Turkey contributes USD 3 million to expand Africa’s Great Green Wall

20/12/2018

FAO and Turkey have committed to jointly restore 5 000 hectares of degraded land in three African countries along the Sahara. The three-year project is an important boost for countries’ efforts to tackle land degradation along Africa’s Great Green Wall.

Desertification, land degradation and drought, exacerbated by climate change, are among the most serious challenges to sustainable development in African countries. They can cause hunger and poverty, rural unemployment and forced migration, and they have far-reaching adverse impacts on human health, food security, nutrition, the economy, natural resources and national and global security.

The new project, called BRIDGES – short for Boosting Restoration, Income, Development, Generating Ecosystem Services – supports land restoration in arid and semi-arid areas of Eritrea, Mauritania and the Sudan. The total budget of BRIDGES amounts to USD 3.6 million, including USD 3 million from Turkey and USD 600 000 from FAO’s Action Against Desertification programme.

BRIDGES builds on the programme’s restoration method, proven to be successful, that is expected to bring some 50 000 hectares of land under restoration by early 2019. The project will also support the development of value chains of non-wood forest products to stimulate economic growth, boost incomes and create jobs.

BRIDGES will contribute to the Great Green Wall initiative, a pan-African programme to tackle the negative effects of desertification and land degradation on dryland Africa by creating a great mosaic of green and productive landscapes. With operations in Eritrea and the Sudan, BRIDGES particularly boosts land restoration efforts in Eastern Africa.  

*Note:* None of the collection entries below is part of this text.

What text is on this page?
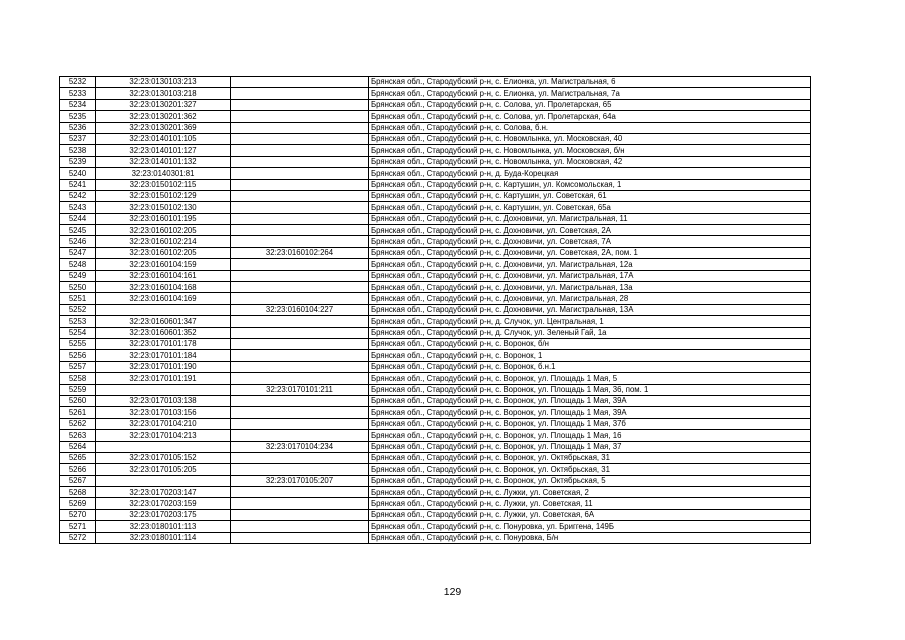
5232	32:23:0130103:213		Брянская обл., Стародубский р-н, с. Елионка, ул. Магистральная, 6
5233	32:23:0130103:218		Брянская обл., Стародубский р-н, с. Елионка, ул. Магистральная, 7а
5234	32:23:0130201:327		Брянская обл., Стародубский р-н, с. Солова, ул. Пролетарская, 65
5235	32:23:0130201:362		Брянская обл., Стародубский р-н, с. Солова, ул. Пролетарская, 64а
5236	32:23:0130201:369		Брянская обл., Стародубский р-н, с. Солова, б.н.
5237	32:23:0140101:105		Брянская обл., Стародубский р-н, с. Новомлынка, ул. Московская, 40
5238	32:23:0140101:127		Брянская обл., Стародубский р-н, с. Новомлынка, ул. Московская, б/н
5239	32:23:0140101:132		Брянская обл., Стародубский р-н, с. Новомлынка, ул. Московская, 42
5240	32:23:0140301:81		Брянская обл., Стародубский р-н, д. Буда-Корецкая
5241	32:23:0150102:115		Брянская обл., Стародубский р-н, с. Картушин, ул. Комсомольская, 1
5242	32:23:0150102:129		Брянская обл., Стародубский р-н, с. Картушин, ул. Советская, 61
5243	32:23:0150102:130		Брянская обл., Стародубский р-н, с. Картушин, ул. Советская, 65а
5244	32:23:0160101:195		Брянская обл., Стародубский р-н, с. Дохновичи, ул. Магистральная, 11
5245	32:23:0160102:205		Брянская обл., Стародубский р-н, с. Дохновичи, ул. Советская, 2А
5246	32:23:0160102:214		Брянская обл., Стародубский р-н, с. Дохновичи, ул. Советская, 7А
5247	32:23:0160102:205	32:23:0160102:264	Брянская обл., Стародубский р-н, с. Дохновичи, ул. Советская, 2А, пом. 1
5248	32:23:0160104:159		Брянская обл., Стародубский р-н, с. Дохновичи, ул. Магистральная, 12а
5249	32:23:0160104:161		Брянская обл., Стародубский р-н, с. Дохновичи, ул. Магистральная, 17А
5250	32:23:0160104:168		Брянская обл., Стародубский р-н, с. Дохновичи, ул. Магистральная, 13а
5251	32:23:0160104:169		Брянская обл., Стародубский р-н, с. Дохновичи, ул. Магистральная, 28
5252		32:23:0160104:227	Брянская обл., Стародубский р-н, с. Дохновичи, ул. Магистральная, 13А
5253	32:23:0160601:347		Брянская обл., Стародубский р-н, д. Случок, ул. Центральная, 1
5254	32:23:0160601:352		Брянская обл., Стародубский р-н, д. Случок, ул. Зеленый Гай, 1а
5255	32:23:0170101:178		Брянская обл., Стародубский р-н, с. Воронок, б/н
5256	32:23:0170101:184		Брянская обл., Стародубский р-н, с. Воронок, 1
5257	32:23:0170101:190		Брянская обл., Стародубский р-н, с. Воронок, б.н.1
5258	32:23:0170101:191		Брянская обл., Стародубский р-н, с. Воронок, ул. Площадь 1 Мая, 5
5259		32:23:0170101:211	Брянская обл., Стародубский р-н, с. Воронок, ул. Площадь 1 Мая, 36, пом. 1
5260	32:23:0170103:138		Брянская обл., Стародубский р-н, с. Воронок, ул. Площадь 1 Мая, 39А
5261	32:23:0170103:156		Брянская обл., Стародубский р-н, с. Воронок, ул. Площадь 1 Мая, 39А
5262	32:23:0170104:210		Брянская обл., Стародубский р-н, с. Воронок, ул. Площадь 1 Мая, 37б
5263	32:23:0170104:213		Брянская обл., Стародубский р-н, с. Воронок, ул. Площадь 1 Мая, 16
5264		32:23:0170104:234	Брянская обл., Стародубский р-н, с. Воронок, ул. Площадь 1 Мая, 37
5265	32:23:0170105:152		Брянская обл., Стародубский р-н, с. Воронок, ул. Октябрьская, 31
5266	32:23:0170105:205		Брянская обл., Стародубский р-н, с. Воронок, ул. Октябрьская, 31
5267		32:23:0170105:207	Брянская обл., Стародубский р-н, с. Воронок, ул. Октябрьская, 5
5268	32:23:0170203:147		Брянская обл., Стародубский р-н, с. Лужки, ул. Советская, 2
5269	32:23:0170203:159		Брянская обл., Стародубский р-н, с. Лужки, ул. Советская, 11
5270	32:23:0170203:175		Брянская обл., Стародубский р-н, с. Лужки, ул. Советская, 6А
5271	32:23:0180101:113		Брянская обл., Стародубский р-н, с. Понуровка, ул. Бриггена, 149Б
5272	32:23:0180101:114		Брянская обл., Стародубский р-н, с. Понуровка, Б/н
129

“This is the first time that FAO and Turkey have worked together on the African continent,” said Mette Wilkie, chief of FAO’s forestry policy and resources department. “Turkey’s support is a powerful encouragement for FAO’s efforts to ‘regreen’ Africa’s drylands.”

In these countries, the main drivers for soil loss and degradation have been unsustainable practices, changes in natural habitats and ecosystems, reduced ecosystem services such as water infiltration and the loss of agrobiodiversity and wild biodiversity, and reduced natural buffers to recurrent droughts and floods.

This broad undertaking has the potential to trigger change in a number of different areas. Community-based land restoration and strengthened national seed delivery systems and non-timber forest product value chains can improve the resilience of rural communities. In addition, policymakers and practitioners can benefit from activities to share knowledge and raise awareness, whereas Great Green Wall information and monitoring systems will have a wider outreach.

“Joining hands to help people in Africa adapt to a changing climate shows that our partnership has become stronger over the years,” said a statement of the Turkish authorities in charge of the partnership with FAO, managed by the Ministry of Agriculture and Forestry and coordinated between the General Directorate of Desertification and Erosion control and of Forestry, adding: “This opens a new chapter in our relationship with FAO.”